All of Africa is developing rapidly. I can’t remind my American friends enough how quickly we’re being left behind by multitudes of foreign societies dedicated to infrastructure expansion and cultural well-being. A perfect example of this is Kano but it’s only worthy of celebration if you don’t mind losing a millennia of history.

A thousand years ago the center of the “modern” worlds of literature and science was the Arab world. Europe was entering its depressing Dark Ages following the collapse of the world’s until then greatest civilization, the Roman Empire. Arabia was moving in exactly the opposite direction.

Kano was a major metropolis in the Arabian universe. With a population a thousand years ago of nearly 50,000 people and a position in the known universe at that time at the edge of civilization, Kano was one of the most important societies on earth.

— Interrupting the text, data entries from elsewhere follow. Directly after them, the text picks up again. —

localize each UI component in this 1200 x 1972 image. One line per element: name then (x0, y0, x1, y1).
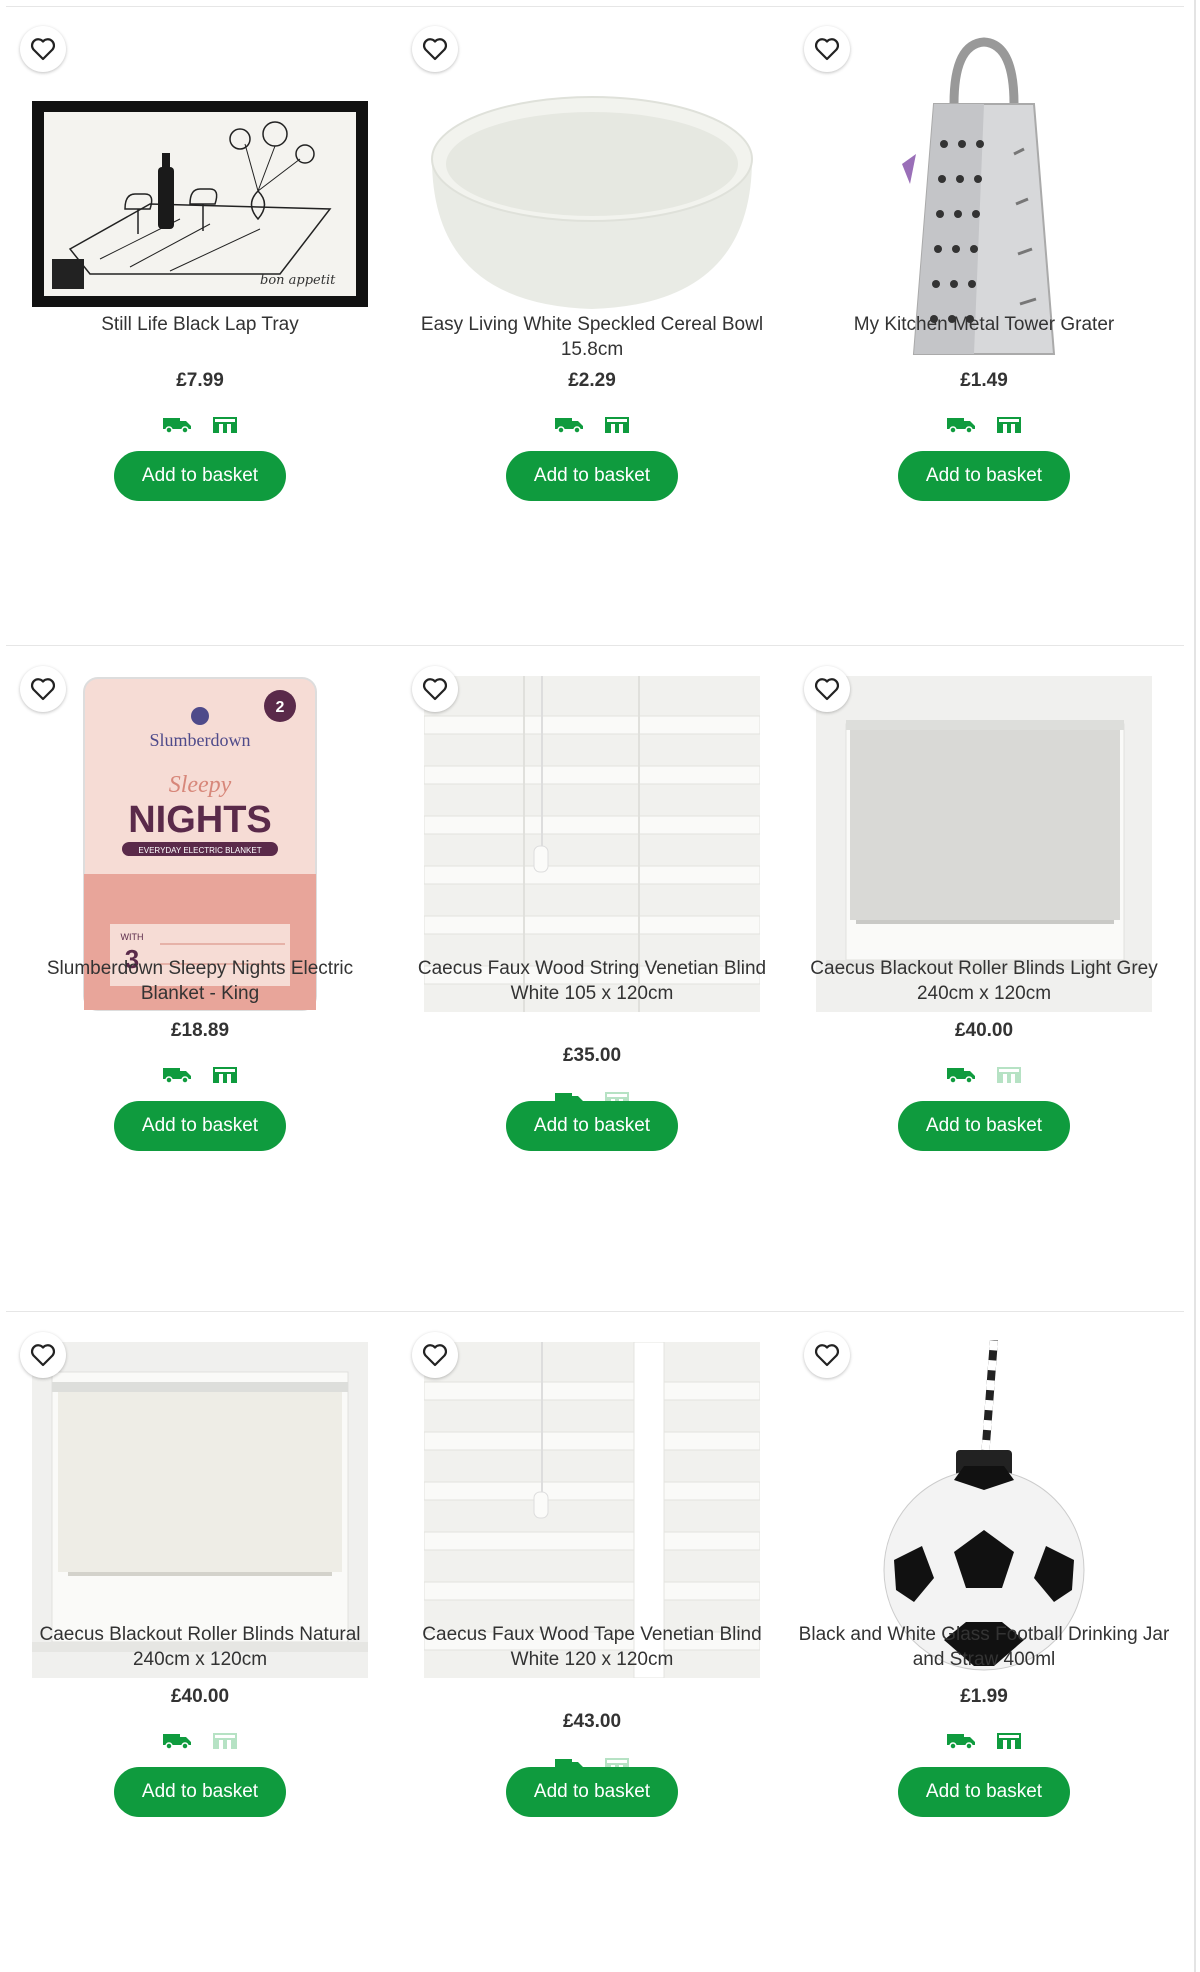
availability-icons (4, 416, 396, 434)
add-to-basket-button[interactable]: Add to basket (506, 1101, 678, 1151)
heart-icon (422, 678, 448, 701)
product-name[interactable]: Easy Living White Speckled Cereal Bowl 1… (406, 312, 778, 362)
wishlist-heart-button[interactable] (20, 26, 66, 72)
heart-icon (814, 1344, 840, 1367)
product-price: £18.89 (170, 1020, 230, 1041)
product-price: £43.00 (562, 1711, 622, 1732)
add-to-basket-button[interactable]: Add to basket (898, 1767, 1070, 1817)
product-name[interactable]: My Kitchen Metal Tower Grater (798, 312, 1170, 337)
heart-icon (422, 1344, 448, 1367)
availability-icons (396, 416, 788, 434)
product-name[interactable]: Slumberdown Sleepy Nights Electric Blank… (14, 956, 386, 1006)
heart-icon (30, 678, 56, 701)
heart-icon (30, 1344, 56, 1367)
delivery-truck-icon (946, 1732, 976, 1750)
wishlist-heart-button[interactable] (804, 1332, 850, 1378)
product-card[interactable]: Easy Living White Speckled Cereal Bowl 1… (396, 6, 788, 646)
wishlist-heart-button[interactable] (804, 26, 850, 72)
product-card[interactable]: bon appetit Still Life Black Lap Tray £7… (4, 6, 396, 646)
product-card[interactable]: My Kitchen Metal Tower Grater £1.49 Add … (788, 6, 1180, 646)
product-price: £35.00 (562, 1045, 622, 1066)
product-card[interactable]: Caecus Blackout Roller Blinds Light Grey… (788, 646, 1180, 1286)
click-collect-store-icon (212, 1732, 238, 1750)
availability-icons (788, 416, 1180, 434)
product-card[interactable]: 2 Slumberdown Sleepy NIGHTS EVERYDAY ELECTRI… (4, 646, 396, 1286)
product-name[interactable]: Still Life Black Lap Tray (14, 312, 386, 337)
availability-icons (4, 1066, 396, 1084)
click-collect-store-icon (604, 416, 630, 434)
heart-icon (30, 38, 56, 61)
product-name[interactable]: Caecus Blackout Roller Blinds Natural 24… (14, 1622, 386, 1672)
add-to-basket-button[interactable]: Add to basket (114, 1101, 286, 1151)
heart-icon (814, 38, 840, 61)
product-card[interactable]: Black and White Glass Football Drinking … (788, 1312, 1180, 1952)
product-card[interactable]: Caecus Blackout Roller Blinds Natural 24… (4, 1312, 396, 1952)
product-price: £1.49 (960, 370, 1008, 391)
product-price: £2.29 (568, 370, 616, 391)
delivery-truck-icon (162, 1732, 192, 1750)
add-to-basket-button[interactable]: Add to basket (506, 1767, 678, 1817)
click-collect-store-icon (996, 416, 1022, 434)
add-to-basket-button[interactable]: Add to basket (898, 451, 1070, 501)
wishlist-heart-button[interactable] (412, 1332, 458, 1378)
delivery-truck-icon (554, 416, 584, 434)
subtitle-text: EVERYDAY ELECTRIC BLANKET (138, 846, 261, 855)
click-collect-store-icon (212, 416, 238, 434)
wishlist-heart-button[interactable] (412, 26, 458, 72)
product-price: £1.99 (960, 1686, 1008, 1707)
click-collect-store-icon (212, 1066, 238, 1084)
availability-icons (788, 1732, 1180, 1750)
product-card[interactable]: Caecus Faux Wood Tape Venetian Blind Whi… (396, 1312, 788, 1952)
delivery-truck-icon (162, 416, 192, 434)
wishlist-heart-button[interactable] (804, 666, 850, 712)
wishlist-heart-button[interactable] (20, 666, 66, 712)
add-to-basket-button[interactable]: Add to basket (114, 1767, 286, 1817)
product-card[interactable]: Caecus Faux Wood String Venetian Blind W… (396, 646, 788, 1286)
sleepy-text: Sleepy (169, 772, 232, 798)
click-collect-store-icon (996, 1732, 1022, 1750)
scrollbar-track[interactable] (1194, 0, 1196, 1972)
delivery-truck-icon (946, 1066, 976, 1084)
warranty-years-text: 2 (276, 699, 285, 716)
product-price: £40.00 (170, 1686, 230, 1707)
add-to-basket-button[interactable]: Add to basket (506, 451, 678, 501)
wishlist-heart-button[interactable] (412, 666, 458, 712)
delivery-truck-icon (946, 416, 976, 434)
product-name[interactable]: Black and White Glass Football Drinking … (798, 1622, 1170, 1672)
wishlist-heart-button[interactable] (20, 1332, 66, 1378)
click-collect-store-icon (996, 1066, 1022, 1084)
product-name[interactable]: Caecus Faux Wood Tape Venetian Blind Whi… (406, 1622, 778, 1672)
product-name[interactable]: Caecus Faux Wood String Venetian Blind W… (406, 956, 778, 1006)
product-price: £7.99 (176, 370, 224, 391)
heart-icon (814, 678, 840, 701)
availability-icons (4, 1732, 396, 1750)
add-to-basket-button[interactable]: Add to basket (114, 451, 286, 501)
tray-script-text: bon appetit (260, 273, 336, 288)
availability-icons (788, 1066, 1180, 1084)
delivery-truck-icon (162, 1066, 192, 1084)
heart-icon (422, 38, 448, 61)
add-to-basket-button[interactable]: Add to basket (898, 1101, 1070, 1151)
product-price: £40.00 (954, 1020, 1014, 1041)
nights-text: NIGHTS (128, 799, 272, 841)
with-text: WITH (121, 932, 144, 942)
product-name[interactable]: Caecus Blackout Roller Blinds Light Grey… (798, 956, 1170, 1006)
brand-text: Slumberdown (150, 730, 251, 750)
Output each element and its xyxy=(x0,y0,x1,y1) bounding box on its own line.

But being on the edge of the desert was like being on the edge of a flat earth. Not far outside this southern-most civilized hub was the lawless and often ruthless world of the nomadic warrior, yesterday’s terrorist.

Kano protected itself for centuries by building walls. Although mud walls they were fortified by the science of the day both architecturally and chemically. The walls were 30 to 50′ high and often 40′ thick! Being in the desert, the erosion by rain was minimal. The incessant simoom, a hot dusty wind that relentlessly blows off the desert, actually fortified the walls for centuries.

When I visited Kano in the 1980s, the walls were a principle attraction. Today they are hard to find. So even though a thousand years of nature could not destroy these historical masterpieces, just a few years of development might.

“These great walls which were built in the 11th century are under threat as a result of human encroachment and collapse,” writes one Nigerian.

The city is growing so quickly that the walls are being felled by developers, road builders and for new factories.

Most residents don’t seem to care.

“I moved here because it has more space,” one business entrepreneur told Al-Jazeera. The space he moved into it had been cleared of a wall.

“I wanted to expand my business and this was the best place in the city. I want to expand the business further and this place gives me that.”

In 2007 scholars from Kano appealed to UNESCO to make the Kano Walls a World Heritage Site. When UNESCO decrees something a World Heritage Site it assumes a considerable amount of the cost of continued preservation.

These earnest Kano citizens haven’t given up, but their annual requests have grown increasingly futile. The amount of the walls that remain standing today is unfortunately less than half of what was standing in 2007 and only a fraction of what I saw.

You can’t deny the present’s enthusiasm for the future. Africans are so proud of their rapid development, especially when compared for example to the stagnation in American society, that it becomes almost sacrilegious to suggest some effort be diverted to preserving the past.

But Kano’s past was not a fleeting moment. It was perhaps a millennia of greatness. Surely there are immortal lessons to be retrieved and saved from the depths of its walls.